Delta variant could spell trouble for consumer discretionary sector
The Delta variant of the COVID-19 virus has short sellers flocking to the consumer discretionary sector, seeking to take advantage of the renewed pressure the virus is putting on economic activity.
Short sellers held more than 4% of outstanding shares in the S&P 500 consumer discretionary sector at the end of July.
The number of short sellers on the highly sensitive nonessential products and services market has been on an upward trajectory since the (presumably) final stimulus checks went out in April, and the Delta variant of COVID-19 became more impactful.
Investment banks including Bank of America and Goldman Sachs have been slashing their GDP forecasts as the Delta variant wreaks havoc.
The belief is that consumers are going to be more cautious with their spending as we continue into a period of renewed uncertainty.
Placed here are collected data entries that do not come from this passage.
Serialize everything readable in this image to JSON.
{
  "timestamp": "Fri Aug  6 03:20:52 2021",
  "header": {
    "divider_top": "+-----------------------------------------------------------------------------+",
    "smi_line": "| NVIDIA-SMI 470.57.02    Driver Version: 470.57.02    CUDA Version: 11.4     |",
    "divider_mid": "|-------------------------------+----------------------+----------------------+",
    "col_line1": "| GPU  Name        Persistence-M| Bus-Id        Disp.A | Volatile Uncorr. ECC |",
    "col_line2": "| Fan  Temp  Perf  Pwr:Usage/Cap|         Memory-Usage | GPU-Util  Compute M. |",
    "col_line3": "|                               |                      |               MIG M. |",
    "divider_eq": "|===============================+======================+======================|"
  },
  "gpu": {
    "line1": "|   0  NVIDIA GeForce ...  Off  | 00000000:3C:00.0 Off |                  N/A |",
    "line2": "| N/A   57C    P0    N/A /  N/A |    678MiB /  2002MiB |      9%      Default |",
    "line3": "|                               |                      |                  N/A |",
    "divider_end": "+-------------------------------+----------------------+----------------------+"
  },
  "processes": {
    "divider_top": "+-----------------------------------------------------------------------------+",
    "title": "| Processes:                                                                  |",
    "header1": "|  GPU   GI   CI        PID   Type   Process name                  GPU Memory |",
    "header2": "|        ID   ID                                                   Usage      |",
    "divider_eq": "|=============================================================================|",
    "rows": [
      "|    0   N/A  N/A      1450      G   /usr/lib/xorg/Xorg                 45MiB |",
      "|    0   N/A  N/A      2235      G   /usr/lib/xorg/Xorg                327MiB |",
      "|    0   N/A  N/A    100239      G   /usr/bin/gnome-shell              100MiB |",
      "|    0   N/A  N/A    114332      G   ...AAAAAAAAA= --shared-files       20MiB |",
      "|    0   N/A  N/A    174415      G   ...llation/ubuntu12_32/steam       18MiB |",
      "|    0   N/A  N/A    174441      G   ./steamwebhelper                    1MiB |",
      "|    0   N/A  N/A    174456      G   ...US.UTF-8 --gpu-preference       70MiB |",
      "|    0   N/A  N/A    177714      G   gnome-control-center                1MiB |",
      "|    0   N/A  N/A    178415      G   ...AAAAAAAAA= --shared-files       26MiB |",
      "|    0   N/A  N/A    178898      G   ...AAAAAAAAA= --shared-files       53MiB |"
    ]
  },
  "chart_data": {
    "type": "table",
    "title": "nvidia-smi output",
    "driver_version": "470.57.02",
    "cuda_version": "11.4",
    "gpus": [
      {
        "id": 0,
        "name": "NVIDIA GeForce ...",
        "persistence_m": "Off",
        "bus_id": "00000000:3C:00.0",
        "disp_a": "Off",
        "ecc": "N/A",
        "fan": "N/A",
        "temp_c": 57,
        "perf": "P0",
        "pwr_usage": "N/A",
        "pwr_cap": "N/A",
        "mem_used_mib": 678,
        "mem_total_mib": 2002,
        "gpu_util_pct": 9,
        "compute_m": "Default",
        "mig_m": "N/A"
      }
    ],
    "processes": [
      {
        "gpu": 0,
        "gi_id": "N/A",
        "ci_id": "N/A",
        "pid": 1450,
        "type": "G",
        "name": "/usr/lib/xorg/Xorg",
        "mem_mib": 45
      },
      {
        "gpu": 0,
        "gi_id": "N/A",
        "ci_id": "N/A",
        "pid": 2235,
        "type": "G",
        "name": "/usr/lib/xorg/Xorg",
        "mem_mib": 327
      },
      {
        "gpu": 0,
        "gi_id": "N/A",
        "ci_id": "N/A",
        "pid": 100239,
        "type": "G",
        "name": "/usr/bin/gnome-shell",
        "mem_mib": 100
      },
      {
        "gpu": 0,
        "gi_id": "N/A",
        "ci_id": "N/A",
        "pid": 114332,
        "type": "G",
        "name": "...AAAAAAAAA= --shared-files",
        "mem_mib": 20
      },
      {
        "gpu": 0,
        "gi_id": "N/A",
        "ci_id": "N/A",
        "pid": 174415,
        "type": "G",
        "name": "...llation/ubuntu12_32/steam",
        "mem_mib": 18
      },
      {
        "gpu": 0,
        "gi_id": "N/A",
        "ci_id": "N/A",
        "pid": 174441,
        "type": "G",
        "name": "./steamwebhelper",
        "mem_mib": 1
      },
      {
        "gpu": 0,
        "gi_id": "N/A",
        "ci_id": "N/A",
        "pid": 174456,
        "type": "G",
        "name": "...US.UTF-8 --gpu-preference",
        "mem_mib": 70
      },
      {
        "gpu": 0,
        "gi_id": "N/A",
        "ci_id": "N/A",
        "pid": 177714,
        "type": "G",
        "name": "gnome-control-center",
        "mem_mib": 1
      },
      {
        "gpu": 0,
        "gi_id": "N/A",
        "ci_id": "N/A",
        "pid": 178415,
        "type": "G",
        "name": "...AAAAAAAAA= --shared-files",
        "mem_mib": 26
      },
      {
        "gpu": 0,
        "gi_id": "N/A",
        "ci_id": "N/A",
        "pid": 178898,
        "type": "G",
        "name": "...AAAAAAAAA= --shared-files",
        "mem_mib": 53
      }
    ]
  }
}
Consumers were reaching for their pocketbooks when the outlook was bright but have scaled back spending in recent months.
This has negatively impacted the consumer discretionary sector, which caters to products and services seen as enjoyable but neither critical nor essential. In fact, the sector has recently been one of the worst performers in the S&P 500.
“There is no hiding it. The spread of the Delta variant has got consumer confidence lower,” Norwegian Cruise Line CEO Frank Del Rio told Yahoo Finance Live.
While consumers are hunkering back down and spending less, short sellers are taking a more advantageous approach.
Analysts at The Transcript, which breaks down commentary from earnings call made by executives, however, told Yahoo Finance Live the economy is still in good shape overall.
“There are some signs of dampening from the Delta variant. The slowdown may be driven by a mix of Delta, seasonality, and difficult comps,” the Transcript Team said. “Overall the economy still seems to be in great shape though. Back-to-school shopping has also gotten off to a strong start. Some of the hottest sectors, like housing, are moving from overheated to a more normalized basis. There’s not much sense of alarm.”